Our collection of 201 results is here. You can filter them by field, by our best guess of the probability that they generalise, and by their impact if they do. We also include bad news (in red).

Who are we?

Just three people but we cover a few fields. Gavin has a PhD in AI and has worked in epidemiology and metascience; Lauren was a physicist and is now a development economist; Ulkar was a wet-lab biologist and is now a science writer touching many areas. For other domains we had expert help from the Big If True fellows, but mistakes are our own.

Site designed and developed by Judah.

Data fields

  • Category. e.g. AI | Medicine | Protein design

  • Evidence type: A rough classification into

    • Speculation – a hypothesis, an untested theory, an unconfirmed claim. (Imagine someone having an idea for a new cytokine against cancer.)

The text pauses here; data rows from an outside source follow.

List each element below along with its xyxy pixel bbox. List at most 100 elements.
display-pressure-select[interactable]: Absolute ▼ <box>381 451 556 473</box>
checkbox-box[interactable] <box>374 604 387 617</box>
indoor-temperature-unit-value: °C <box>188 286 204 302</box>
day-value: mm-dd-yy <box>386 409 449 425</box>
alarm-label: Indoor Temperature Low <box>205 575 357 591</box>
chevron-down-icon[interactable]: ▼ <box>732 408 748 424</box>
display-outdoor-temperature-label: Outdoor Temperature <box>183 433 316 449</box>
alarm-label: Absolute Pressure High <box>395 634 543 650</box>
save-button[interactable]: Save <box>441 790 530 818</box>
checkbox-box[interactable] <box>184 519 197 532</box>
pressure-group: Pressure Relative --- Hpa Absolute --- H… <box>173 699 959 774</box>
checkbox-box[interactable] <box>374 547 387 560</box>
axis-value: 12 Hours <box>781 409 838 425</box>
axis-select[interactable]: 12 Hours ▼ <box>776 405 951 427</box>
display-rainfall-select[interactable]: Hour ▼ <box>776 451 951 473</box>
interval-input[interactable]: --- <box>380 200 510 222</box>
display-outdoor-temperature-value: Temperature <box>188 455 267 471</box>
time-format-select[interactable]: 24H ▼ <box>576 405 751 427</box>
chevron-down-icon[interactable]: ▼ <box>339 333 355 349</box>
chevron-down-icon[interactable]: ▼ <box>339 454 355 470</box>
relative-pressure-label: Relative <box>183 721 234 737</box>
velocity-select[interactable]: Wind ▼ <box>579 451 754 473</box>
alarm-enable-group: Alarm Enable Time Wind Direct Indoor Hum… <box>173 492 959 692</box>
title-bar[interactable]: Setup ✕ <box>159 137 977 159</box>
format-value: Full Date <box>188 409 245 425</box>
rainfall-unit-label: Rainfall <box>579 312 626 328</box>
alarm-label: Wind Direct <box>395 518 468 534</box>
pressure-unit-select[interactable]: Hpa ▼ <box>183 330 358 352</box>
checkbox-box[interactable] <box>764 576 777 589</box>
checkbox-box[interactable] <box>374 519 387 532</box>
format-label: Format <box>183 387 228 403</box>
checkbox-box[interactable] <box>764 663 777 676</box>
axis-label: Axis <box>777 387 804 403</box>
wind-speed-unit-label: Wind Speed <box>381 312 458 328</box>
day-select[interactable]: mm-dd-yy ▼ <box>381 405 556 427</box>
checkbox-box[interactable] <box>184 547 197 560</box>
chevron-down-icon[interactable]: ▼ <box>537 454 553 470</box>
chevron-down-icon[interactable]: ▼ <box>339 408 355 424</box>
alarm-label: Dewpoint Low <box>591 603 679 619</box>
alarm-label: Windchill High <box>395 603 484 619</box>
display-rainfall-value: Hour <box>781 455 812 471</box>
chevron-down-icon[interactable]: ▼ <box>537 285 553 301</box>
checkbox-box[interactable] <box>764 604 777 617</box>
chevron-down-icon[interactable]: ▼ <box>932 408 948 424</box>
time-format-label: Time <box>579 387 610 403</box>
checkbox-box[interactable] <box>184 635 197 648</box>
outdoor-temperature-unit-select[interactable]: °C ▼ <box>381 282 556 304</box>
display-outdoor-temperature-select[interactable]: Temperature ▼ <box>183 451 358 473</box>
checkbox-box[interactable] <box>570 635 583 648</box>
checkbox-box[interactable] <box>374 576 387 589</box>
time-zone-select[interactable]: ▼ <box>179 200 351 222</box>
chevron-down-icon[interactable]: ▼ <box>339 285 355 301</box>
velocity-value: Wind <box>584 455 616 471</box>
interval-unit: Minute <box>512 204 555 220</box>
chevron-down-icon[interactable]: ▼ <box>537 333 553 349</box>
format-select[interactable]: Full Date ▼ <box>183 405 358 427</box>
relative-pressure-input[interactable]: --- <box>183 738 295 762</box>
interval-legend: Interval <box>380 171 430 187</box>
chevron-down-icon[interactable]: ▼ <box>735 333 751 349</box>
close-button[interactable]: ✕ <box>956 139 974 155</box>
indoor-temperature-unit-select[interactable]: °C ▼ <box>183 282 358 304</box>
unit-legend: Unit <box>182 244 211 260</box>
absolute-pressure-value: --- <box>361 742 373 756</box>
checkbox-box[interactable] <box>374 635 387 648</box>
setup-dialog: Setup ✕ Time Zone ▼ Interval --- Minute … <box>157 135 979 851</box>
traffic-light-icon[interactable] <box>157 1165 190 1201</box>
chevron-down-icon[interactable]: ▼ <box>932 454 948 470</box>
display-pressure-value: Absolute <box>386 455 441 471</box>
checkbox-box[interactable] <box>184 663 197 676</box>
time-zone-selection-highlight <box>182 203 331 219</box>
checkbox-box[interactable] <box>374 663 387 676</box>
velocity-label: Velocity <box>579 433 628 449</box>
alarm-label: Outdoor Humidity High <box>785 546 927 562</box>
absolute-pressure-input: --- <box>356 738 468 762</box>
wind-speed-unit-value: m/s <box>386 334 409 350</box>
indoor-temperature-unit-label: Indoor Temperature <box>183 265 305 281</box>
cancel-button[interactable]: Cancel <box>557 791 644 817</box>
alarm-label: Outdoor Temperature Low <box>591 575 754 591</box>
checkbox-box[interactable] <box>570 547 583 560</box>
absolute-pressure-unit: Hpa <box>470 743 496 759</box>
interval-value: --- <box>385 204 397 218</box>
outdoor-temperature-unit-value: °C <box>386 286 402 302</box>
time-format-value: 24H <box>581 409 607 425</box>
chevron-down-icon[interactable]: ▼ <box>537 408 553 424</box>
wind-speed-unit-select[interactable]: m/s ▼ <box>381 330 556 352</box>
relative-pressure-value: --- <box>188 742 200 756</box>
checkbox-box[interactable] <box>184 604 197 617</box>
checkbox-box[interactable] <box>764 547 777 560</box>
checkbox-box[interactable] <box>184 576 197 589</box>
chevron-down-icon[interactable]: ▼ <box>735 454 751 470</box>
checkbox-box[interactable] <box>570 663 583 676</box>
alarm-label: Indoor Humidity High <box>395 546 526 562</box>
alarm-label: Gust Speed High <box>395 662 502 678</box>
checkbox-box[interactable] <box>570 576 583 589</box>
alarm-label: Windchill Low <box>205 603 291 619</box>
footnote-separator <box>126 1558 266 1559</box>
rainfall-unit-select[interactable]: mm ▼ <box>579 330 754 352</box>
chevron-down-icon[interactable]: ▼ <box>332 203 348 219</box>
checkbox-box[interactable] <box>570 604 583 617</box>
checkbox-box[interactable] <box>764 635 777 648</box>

    • Demo – a preprint, a proof of concept, or an expensive demonstration. Imagine someone trying out the cytokine in vitro and it working.

    • RCT, etc – a serious trial with careful causal inference. Most physics crucial experiments are “RCTs” in this sense. Imagine someone running a small clinical trial for the cytokine in humans.

    • Real-world evidence – clear retrospective evidence from long-term mass deployment, and large demand actually met with large supply. (Imagine the cytokine becoming a clinical standard and getting lots of system-level evidence of effectiveness generated all the time.)

    • Established fact – e.g. an accepted or formalised mathematical proof, or something true by definition like a legal judgment. (Hard to imagine a medicine reaching this level, but perhaps future personalised, precision-targeted versions with real-time in situ monitoring would, or now, maybe a 40-year-followup Cochrane review on its effect on all-cause mortality.)

  • P(generalises). How likely we think it is to replicate or generalise, on priors. Preprint mathematics from a serious researcher is often around 90%. Preclinical in-vitro drug candidates are, notoriously, below 8%.

  • big | true. Every entry in the list is significant – scientifically, socially, or in delightfulness. But we wanted to weight them by impact. The “big if true” field is our guess at how much the entry would change the world if it generalised.

    • We use Nate Silver’s “Technology Richter Scale”, on which a 4 is something commercialisable but not category-defining (like a slightly better mousetrap), a 6 is “on the short list for technology of the year” (Post-its, VCRs), and an 8 is on the short list for technology of the century (cars, electricity, the internet).

    • This score includes not just the impact of the particular discovery, but also the consequences of the method used in the discovery. (For instance, the formalisation of the Strong Prime Number Theorem has no particular social impact — but the implications of autoformalising new mathematical results and the potential acceleration and hardening of many kinds of research warrants at least a 6 on the scale.)

    • (This quantity is on a log scale, while P(generalises) is linear. Taking the product of them, as we do, therefore amounts to placing an exponential penalty on big|true. But while it isn’t the strict expected value, this penalised product yields something closer to newsworthiness. See column N and O for the true EV.)

  • Good/​Bad. Basic: whether we expect the net first-order effect of this to be positive for the world, or not. (We don’t claim to know what the mitigations and responses will net out to.)

Our judgments of P(generalises), big | true, and Good/​Bad are avowedly subjective. If we got something wrong please tell us at gavin@arbresearch.com.

By design, the selection of results is biased towards being comprehensible to laymen, being practically useful now or soon, and against even the good kind of speculation. Interestingness is correlated with importance—but clearly there will have been many important but superficially uninteresting things that didn’t enter our search.